The TranslationRecognizer returns translated transcriptions of spoken input - essentially translating audible speech to text.

You can also synthesize the translation as speech to create speech-to-speech translation solutions. There are two ways you can accomplish this.

Event-based synthesis

When you want to perform 1:1 translation (translating from one source language into a single target language), you can use event-based synthesis to capture the translation as an audio stream. To do this, you need to:

  1. Specify the desired voice for the translated speech in the TranslationConfig.
  2. Create an event handler for the TranslationRecognizer object's Synthesizing event.
  3. In the event handler, use the GetAudio() method of the Result parameter to retrieve the byte stream of translated audio.

The specific code used to implement an event handler varies depending on the programming language you are using. See the C# and Python examples in the Speech SDK documentation.

Manual synthesis

Manual synthesis is an alternative approach to event-based synthesis that doesn't require you to implement an event handler.

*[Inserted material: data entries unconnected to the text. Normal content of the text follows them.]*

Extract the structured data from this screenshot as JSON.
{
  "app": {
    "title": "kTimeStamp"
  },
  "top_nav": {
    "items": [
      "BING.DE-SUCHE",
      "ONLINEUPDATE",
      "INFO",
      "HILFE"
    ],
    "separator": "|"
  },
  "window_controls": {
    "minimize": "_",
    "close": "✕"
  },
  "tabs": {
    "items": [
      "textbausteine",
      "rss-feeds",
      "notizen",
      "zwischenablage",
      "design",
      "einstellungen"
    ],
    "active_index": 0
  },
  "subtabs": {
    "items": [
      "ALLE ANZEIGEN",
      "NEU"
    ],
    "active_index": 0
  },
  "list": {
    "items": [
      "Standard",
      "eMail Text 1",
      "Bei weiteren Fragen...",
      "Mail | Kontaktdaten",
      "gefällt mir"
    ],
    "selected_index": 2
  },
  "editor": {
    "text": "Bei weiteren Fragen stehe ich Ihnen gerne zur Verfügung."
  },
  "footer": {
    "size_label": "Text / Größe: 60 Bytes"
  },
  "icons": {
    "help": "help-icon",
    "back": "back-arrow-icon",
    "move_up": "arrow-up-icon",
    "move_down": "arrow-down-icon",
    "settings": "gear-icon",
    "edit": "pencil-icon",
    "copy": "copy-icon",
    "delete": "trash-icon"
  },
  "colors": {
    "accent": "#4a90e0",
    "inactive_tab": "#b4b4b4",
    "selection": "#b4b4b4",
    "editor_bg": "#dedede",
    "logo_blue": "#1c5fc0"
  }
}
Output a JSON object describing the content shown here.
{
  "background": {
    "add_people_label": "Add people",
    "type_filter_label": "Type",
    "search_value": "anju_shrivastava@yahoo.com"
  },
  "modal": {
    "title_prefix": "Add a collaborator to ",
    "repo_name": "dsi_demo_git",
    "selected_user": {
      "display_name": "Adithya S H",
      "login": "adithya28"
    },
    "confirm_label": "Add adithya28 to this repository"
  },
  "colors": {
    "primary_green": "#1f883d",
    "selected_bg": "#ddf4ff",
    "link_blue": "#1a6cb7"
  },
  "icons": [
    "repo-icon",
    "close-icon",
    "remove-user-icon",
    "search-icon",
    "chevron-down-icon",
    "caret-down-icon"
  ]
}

You can use manual synthesis to generate audio translations for one or more target languages.

Manual synthesis of translations is essentially just the combination of two separate operations in which you:

  1. Use a TranslationRecognizer to translate spoken input into text transcriptions in one or more target languages.
  2. Iterate through the Translations dictionary in the result of the translation operation, using a SpeechSynthesizer to synthesize an audio stream for each language.